Улыбка отца была такой печальной. Улыбки не должны быть печальными, хотел сказать Томассо. Когда-то он сказал это одному мальчику, ночью. В храме Мориан, в комнате, где не должен был находиться. Голова его стала тяжелой. Ему казалось, что он сейчас уснет, хотя он ведь и так уже спал и видел сон, навеянный лихорадкой. Он действительно не понимал. Особенно непонятно было, почему отец, который умер, просит подождать его в Чертогах Мориан.
Он снова поднял взгляд, хотел спросить об этом. Но зрение отказалось ему служить. Он знал, что это так, потому что образ отца, глядящий на него сверху, плакал. В глазах отца были слезы.
Это невозможно. Даже во сне.
— Прощай, — услышал он.
— Прощай, — попытался произнести он в ответ.
Он не был уверен, действительно ли ему удалось выговорить это слово или он только подумал об этом, но в тот момент тьма, более всеобъемлющая, чем он когда-либо видел, опустилась на него, подобно одеялу или плащу, и разница между произнесенным и непроизнесенным потеряла всякое значение.
Дианора помнила тот день, когда ее привезли на остров.
Воздух осеннего утра был почти таким же, как сегодня, в начале весны. Белые облака скользили по высокому синему небу, когда ветер гнал Корабль дани по белым гребням волн в гавань Кьяры. За гаванью над городом склоны вздымающихся гор пылали буйными осенними красками. Листья меняли цвет: красные, золотые, а некоторые еще оставались зелеными, как помнила Дианора.

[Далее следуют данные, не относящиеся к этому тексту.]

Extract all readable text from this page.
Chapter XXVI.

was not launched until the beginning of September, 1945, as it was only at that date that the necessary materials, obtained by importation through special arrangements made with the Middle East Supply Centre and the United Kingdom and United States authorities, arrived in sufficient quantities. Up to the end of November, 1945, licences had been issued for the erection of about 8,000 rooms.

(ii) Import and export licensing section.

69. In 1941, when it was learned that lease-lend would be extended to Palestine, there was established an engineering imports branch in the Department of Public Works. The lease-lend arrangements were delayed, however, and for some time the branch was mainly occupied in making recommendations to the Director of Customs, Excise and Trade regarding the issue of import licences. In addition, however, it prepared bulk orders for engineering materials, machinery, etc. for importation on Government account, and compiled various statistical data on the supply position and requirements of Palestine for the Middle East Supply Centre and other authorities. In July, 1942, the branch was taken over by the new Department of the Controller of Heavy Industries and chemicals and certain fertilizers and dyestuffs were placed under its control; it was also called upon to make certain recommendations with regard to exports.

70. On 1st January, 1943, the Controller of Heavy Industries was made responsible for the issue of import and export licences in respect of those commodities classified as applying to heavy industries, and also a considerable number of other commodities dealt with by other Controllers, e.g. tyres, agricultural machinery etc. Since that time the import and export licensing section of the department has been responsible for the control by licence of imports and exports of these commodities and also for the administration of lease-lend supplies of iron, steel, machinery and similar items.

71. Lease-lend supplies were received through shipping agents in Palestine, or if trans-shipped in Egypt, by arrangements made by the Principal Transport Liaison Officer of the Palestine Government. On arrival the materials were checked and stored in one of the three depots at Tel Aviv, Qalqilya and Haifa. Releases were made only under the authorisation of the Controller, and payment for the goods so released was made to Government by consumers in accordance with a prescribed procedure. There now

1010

Паруса того давнего Корабля дани тоже были красно-золотыми — праздничные цвета Играта. Теперь она это знает, а тогда не знала. Она стояла на носовой палубе корабля и впервые смотрела на великолепие гавани Кьяры, на длинный мол, где некогда стояли Великие герцоги и бросали в море кольцо, и откуда Летиция совершила первый Прыжок за Кольцом, чтобы отнять его у моря и выйти замуж за своего герцога. С тех пор эти прыжки стали символом удачи и гордости Кьяры, пока прекрасная Онестра не изменила конец истории сотни лет назад и Прыжки за Кольцом не прекратились. Все равно, каждый ребенок Ладони знал эту легенду острова. Юные девушки в каждой провинции играли, ныряя в воду за кольцом и с триумфом появляясь из воды, сияя мокрыми волосами, чтобы выйти замуж за герцога в блеске власти и славы.